Senin, 02 Juli 2012

From Connectivity to Chemistry


Pada catatan terdahulu, aku pernah menulis bahwa istilah chemistry saat ini sudah mengalami pergeseran makna. Dari yang semula bernuansa scientific menjadi lebih cair ke arah personal relationship. Agar tidak kehilangan jati dirinya sebagai salah satu ilmu sains, aku memilih untuk memaknainya menjadi kesesuaian frekuensi. Kesesuaian frekuensi inilah yang erat kaitannya dengan connectivity. Jadi, chemistry pada catatan kali ini lebih berhubungan dengan connectivity daripada reaksi-reaksi kimia itu sendiri.

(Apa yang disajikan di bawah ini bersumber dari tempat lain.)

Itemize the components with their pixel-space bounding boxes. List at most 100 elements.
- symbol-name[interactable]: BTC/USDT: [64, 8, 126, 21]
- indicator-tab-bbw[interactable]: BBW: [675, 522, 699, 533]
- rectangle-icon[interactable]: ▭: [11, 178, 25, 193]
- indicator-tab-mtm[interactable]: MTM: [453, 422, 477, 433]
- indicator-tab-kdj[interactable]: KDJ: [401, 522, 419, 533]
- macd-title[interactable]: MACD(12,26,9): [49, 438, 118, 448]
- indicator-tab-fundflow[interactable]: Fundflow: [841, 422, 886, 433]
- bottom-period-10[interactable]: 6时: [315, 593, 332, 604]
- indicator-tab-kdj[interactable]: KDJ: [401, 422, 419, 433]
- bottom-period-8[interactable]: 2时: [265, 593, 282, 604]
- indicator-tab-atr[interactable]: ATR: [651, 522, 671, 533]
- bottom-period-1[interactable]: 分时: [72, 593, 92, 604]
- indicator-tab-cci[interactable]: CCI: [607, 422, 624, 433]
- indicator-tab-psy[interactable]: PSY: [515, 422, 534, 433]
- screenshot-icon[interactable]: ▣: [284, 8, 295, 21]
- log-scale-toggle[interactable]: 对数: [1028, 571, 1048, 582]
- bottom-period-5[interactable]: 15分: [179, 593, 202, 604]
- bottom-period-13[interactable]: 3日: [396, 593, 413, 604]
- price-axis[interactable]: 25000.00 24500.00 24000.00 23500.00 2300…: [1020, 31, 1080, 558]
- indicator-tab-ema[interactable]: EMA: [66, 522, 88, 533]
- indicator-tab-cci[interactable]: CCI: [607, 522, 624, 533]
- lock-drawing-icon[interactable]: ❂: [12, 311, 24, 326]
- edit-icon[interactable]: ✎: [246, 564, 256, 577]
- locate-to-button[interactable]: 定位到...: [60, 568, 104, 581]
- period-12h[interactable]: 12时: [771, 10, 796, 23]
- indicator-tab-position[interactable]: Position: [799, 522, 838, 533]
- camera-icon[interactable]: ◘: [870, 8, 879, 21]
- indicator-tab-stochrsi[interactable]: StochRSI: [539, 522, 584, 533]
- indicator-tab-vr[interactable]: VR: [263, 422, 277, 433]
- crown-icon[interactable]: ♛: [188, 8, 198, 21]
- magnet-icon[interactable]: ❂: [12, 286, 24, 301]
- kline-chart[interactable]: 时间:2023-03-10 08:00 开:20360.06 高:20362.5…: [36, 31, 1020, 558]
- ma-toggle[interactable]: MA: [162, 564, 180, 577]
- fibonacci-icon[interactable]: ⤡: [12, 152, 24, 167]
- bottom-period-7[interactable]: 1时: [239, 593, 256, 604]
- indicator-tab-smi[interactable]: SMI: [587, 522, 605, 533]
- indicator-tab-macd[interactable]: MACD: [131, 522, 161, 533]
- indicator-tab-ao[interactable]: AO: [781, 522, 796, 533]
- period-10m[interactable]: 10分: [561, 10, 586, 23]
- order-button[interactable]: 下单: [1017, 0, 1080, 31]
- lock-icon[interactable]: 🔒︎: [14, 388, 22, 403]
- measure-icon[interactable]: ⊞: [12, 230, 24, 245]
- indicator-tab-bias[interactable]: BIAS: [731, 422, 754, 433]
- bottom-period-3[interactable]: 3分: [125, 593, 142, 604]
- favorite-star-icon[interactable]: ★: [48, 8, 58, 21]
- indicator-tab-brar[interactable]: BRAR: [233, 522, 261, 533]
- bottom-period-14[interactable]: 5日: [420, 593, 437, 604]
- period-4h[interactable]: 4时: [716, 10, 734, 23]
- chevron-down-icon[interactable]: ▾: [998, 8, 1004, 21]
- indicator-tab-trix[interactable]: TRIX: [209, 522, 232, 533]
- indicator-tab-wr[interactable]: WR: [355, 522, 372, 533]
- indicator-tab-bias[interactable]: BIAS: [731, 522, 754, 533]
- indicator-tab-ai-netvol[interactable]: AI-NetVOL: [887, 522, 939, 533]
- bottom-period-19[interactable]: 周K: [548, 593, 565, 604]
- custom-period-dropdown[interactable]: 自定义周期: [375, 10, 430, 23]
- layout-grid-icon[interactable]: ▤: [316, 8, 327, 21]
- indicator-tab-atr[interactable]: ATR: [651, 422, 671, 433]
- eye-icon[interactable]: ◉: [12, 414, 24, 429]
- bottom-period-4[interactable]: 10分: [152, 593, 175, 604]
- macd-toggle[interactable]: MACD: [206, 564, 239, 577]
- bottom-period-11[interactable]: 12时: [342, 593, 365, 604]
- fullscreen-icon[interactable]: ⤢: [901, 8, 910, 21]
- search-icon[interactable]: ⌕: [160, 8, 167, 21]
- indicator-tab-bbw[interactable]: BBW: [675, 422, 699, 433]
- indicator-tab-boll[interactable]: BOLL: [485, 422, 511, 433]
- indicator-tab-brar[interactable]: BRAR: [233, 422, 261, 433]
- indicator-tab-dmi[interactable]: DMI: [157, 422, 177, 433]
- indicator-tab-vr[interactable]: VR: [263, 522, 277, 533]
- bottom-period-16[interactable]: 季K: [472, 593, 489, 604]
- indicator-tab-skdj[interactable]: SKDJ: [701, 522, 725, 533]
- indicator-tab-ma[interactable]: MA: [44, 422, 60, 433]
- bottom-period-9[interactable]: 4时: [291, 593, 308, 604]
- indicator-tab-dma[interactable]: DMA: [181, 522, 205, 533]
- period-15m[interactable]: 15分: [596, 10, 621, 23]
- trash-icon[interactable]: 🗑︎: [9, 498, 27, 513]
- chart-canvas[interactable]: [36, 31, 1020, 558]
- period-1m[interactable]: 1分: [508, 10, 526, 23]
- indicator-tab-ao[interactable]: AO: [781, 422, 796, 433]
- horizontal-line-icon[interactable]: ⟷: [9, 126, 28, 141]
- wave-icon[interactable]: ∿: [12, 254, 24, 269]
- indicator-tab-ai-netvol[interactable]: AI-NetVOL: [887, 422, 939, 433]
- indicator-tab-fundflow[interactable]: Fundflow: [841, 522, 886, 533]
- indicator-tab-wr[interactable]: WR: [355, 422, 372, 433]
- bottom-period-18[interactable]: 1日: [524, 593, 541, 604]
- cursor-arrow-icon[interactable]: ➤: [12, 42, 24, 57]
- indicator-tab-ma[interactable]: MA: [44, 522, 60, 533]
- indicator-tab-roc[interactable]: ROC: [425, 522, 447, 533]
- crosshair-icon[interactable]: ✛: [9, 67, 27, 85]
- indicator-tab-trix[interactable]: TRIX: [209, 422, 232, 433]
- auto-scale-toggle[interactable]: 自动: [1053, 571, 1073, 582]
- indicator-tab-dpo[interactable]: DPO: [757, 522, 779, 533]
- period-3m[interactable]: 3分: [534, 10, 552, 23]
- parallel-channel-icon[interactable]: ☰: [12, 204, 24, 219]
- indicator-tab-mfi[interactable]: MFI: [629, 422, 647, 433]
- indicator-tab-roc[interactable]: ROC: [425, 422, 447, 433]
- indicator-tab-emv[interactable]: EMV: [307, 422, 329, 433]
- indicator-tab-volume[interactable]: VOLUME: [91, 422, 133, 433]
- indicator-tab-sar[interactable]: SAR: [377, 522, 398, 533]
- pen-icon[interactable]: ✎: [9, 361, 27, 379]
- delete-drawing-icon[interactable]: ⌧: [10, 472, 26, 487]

Agar bisa connect dengan sesuatu atau seseorang itu membutuhkan keahlian khusus. Aku tidak katakan itu sulit, tapi bila hal ini mudah, tentu kita tidak akan pernah mendengar istilah LOLA (LOading LAma), "heng-hong", dan "nggak nyambung blas!" Bila "TIDAK SULIT" dan "TIDAK MUDAH", lalu apa? Berarti, "ITU BISA DIPELAJARI". Aku akan mengerucutkan konsep ini, sehingga lebih berkaitan dengan komunikasi diantara dua orang atau lebih.

Ada berapa banyak orang yang tidak asyik saat diajak ngobrol? Topik bercanda ditanggapi serius, topik serius ditanggapi bercanda. Diajak serius, malah serius bercandanya. Ada berapa banyak orang yang "nggak nyambung" saat diajak berbicara? Sedang asyik membahas BB, malah takjub sendiri melihat hape monoponik. Aku sungguh tidak tahu jawaban dua pertanyaan itu, yang jelas aku pernah menjadi salah satu dari orang-orang yang ada dalam pertanyaan itu.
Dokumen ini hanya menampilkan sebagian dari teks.